Beyond High Availability

While a high-availability service is designed to deliver a high degree of uptime and accessibility, many customers have additional needs that can be met with different architectures. These additional architectures, while still benefiting from the high availability provided out-of-the-box by Oracle Cloud Infrastructure and OKE, can be built to support development processes, even multi-region failover, or enhanced with private high-performance connections. To find the architecture that's right for your needs, you'll need to determine your organization's development process needs, your acceptable recovery time objectives (RTO), and your recovery point objectives (RPO).

Private Instance Using Oracle Cloud Infrastructure FastConnect

Some customers may also need additional performance or security that may not be available over the public internet. Oracle Cloud Infrastructure FastConnect can be used to provide a more performant, robust, and secure connection to your Oracle Content Management instance. This type of connection is often used by customers who want to ensure access is limited to internal networks or that end users have the best and most reliable connection possible.

If you want to create such an instance, you need to set up Oracle Cloud Infrastructure FastConnect and perform some additional prerequisite steps. FastConnect provides a dedicated private connection with higher bandwidth and a more reliable and consistent networking experience when compared to internet-based connections.

See Create a Private Instance Using FastConnect.

Development Process

This refers to the process your organization uses to build and deploy new functionality and content for Oracle Content Management. It can include multiple environments that new functionality and content must go through before being approved for high-level environments and production. A common setup would include environments for development, testing, staging, and, finally, production. You organization's needs may vary.

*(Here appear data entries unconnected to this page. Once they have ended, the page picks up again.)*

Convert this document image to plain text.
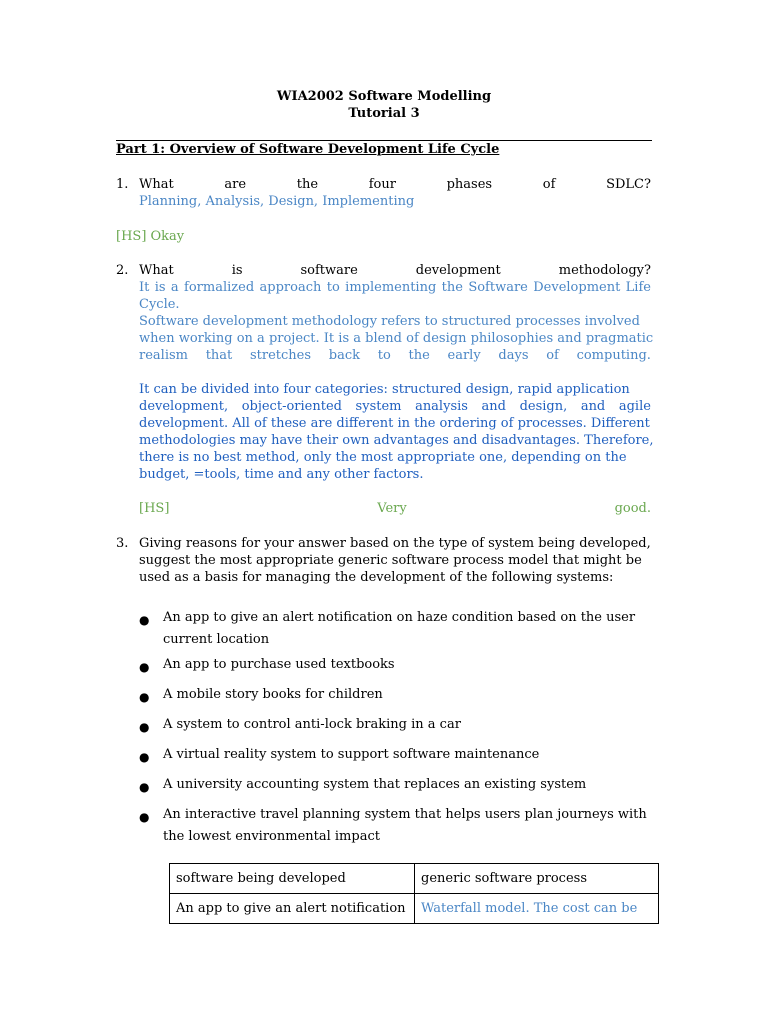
WIA2002 Software Modelling
Tutorial 3
Part 1: Overview of Software Development Life Cycle
1. What	are	the	four	phases	of	SDLC?
Planning, Analysis, Design, Implementing
[HS] Okay
2. What	is	software	development	methodology?
It is a formalized approach to implementing the Software Development Life
Cycle.
Software development methodology refers to structured processes involved
when working on a project. It is a blend of design philosophies and pragmatic
realism that stretches back to the early days of computing.
It can be divided into four categories: structured design, rapid application
development, object-oriented system analysis and design, and agile
development. All of these are different in the ordering of processes. Different
methodologies may have their own advantages and disadvantages. Therefore,
there is no best method, only the most appropriate one, depending on the
budget, =tools, time and any other factors.
[HS]	Very	good.
3. Giving reasons for your answer based on the type of system being developed,
suggest the most appropriate generic software process model that might be
used as a basis for managing the development of the following systems:
● An app to give an alert notification on haze condition based on the user current location
● An app to purchase used textbooks
● A mobile story books for children
● A system to control anti-lock braking in a car
● A virtual reality system to support software maintenance
● A university accounting system that replaces an existing system
● An interactive travel planning system that helps users plan journeys with the lowest environmental impact
software being developed	generic software process
An app to give an alert notification	Waterfall model. The cost can be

Customers who want to utilize multiple instances to support their development processes should provision their additional instances as described in this document but do not need to provision a web application firewall (WAF) in front of them as they will be accessed directly. After you develop content in one of your instances, you can use the command-line interface (CLI) of the Oracle Content Management Toolkit to propagate that content from one Oracle Content Management instance to another.

Note:

When you create an additional instance that won't serve production traffic, you must mark it as non-primary so you don’t pay for duplicated assets. Primary instances are charged for the total number of assets in the instance. Non-primary instances are charged for a single block of assets per month (for example, 5,000 assets, and, if you have Video Plus, 250 Video Plus assets) regardless of the total number of assets being replicated. For more information, see Oracle PaaS and IaaS Universal Credits Service Descriptions.

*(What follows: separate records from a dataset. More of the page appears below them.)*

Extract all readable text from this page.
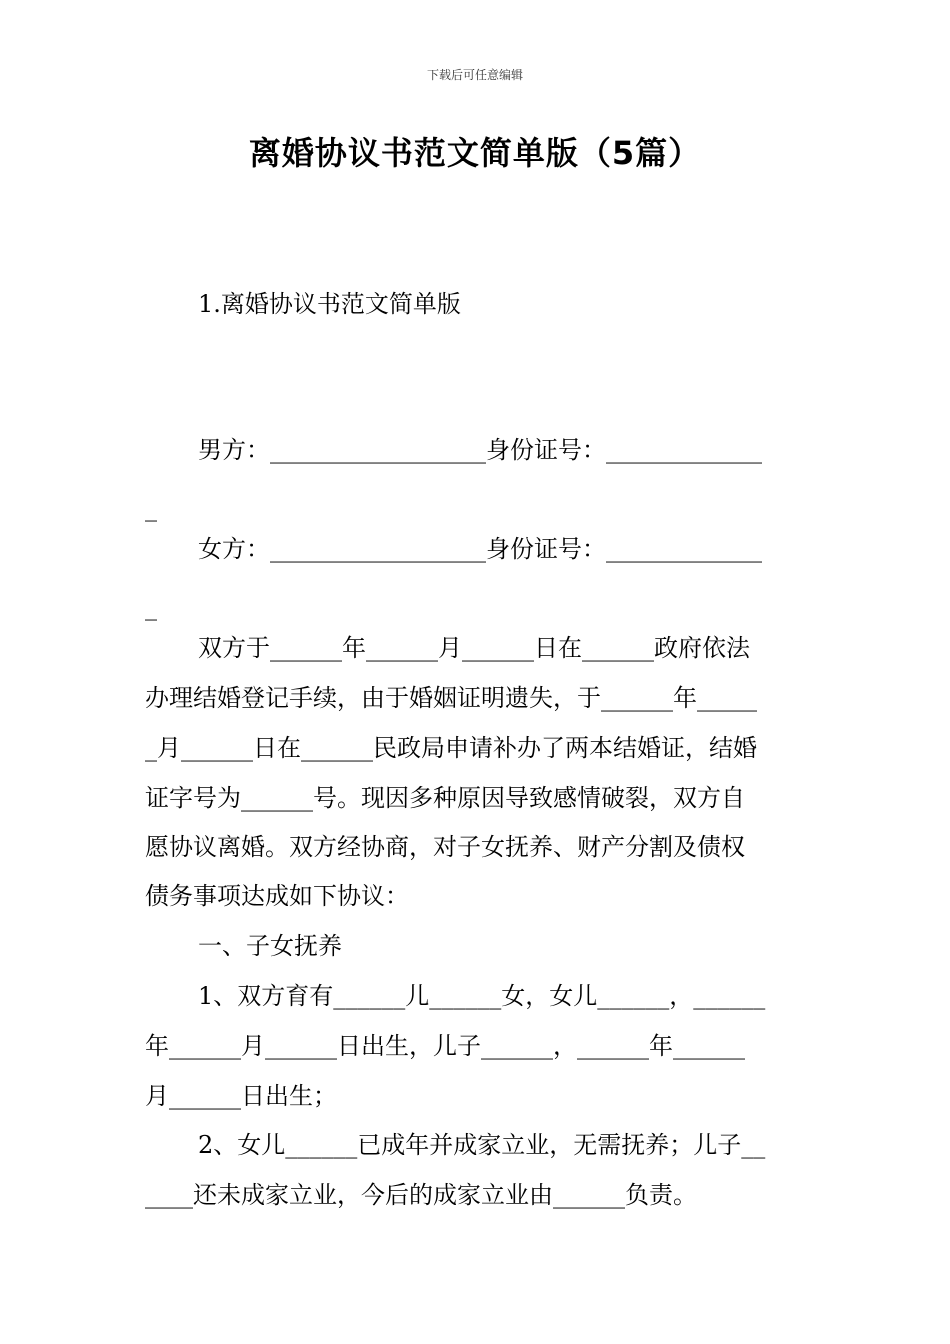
下载后可任意编辑
离婚协议书范文简单版（5篇）
1.离婚协议书范文简单版
男方：__________________身份证号：_____________
_
女方：__________________身份证号：_____________
_
双方于______年______月______日在______政府依法
办理结婚登记手续，由于婚姻证明遗失，于______年_____
_月______日在______民政局申请补办了两本结婚证，结婚
证字号为______号。现因多种原因导致感情破裂，双方自
愿协议离婚。双方经协商，对子女抚养、财产分割及债权
债务事项达成如下协议：
一、子女抚养
1、双方育有______儿______女，女儿______，______
年______月______日出生，儿子______，______年______
月______日出生；
2、女儿______已成年并成家立业，无需抚养；儿子__
____还未成家立业，今后的成家立业由______负责。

To propagate changes, you can use Oracle Content Management Toolkit commands to create sites and manage their life cycles on development, test, and production instances. You can make changes to sites in a development environment and propagate those changes to test and production environments. You can also incorporate this set of command-line utilities into your scripting environments to manage your deployments. With the CLI utilities, you can roll out new items, such as assets and components, as well as updates of existing content.

See Set Up a Test to Production (T2P) Deployment.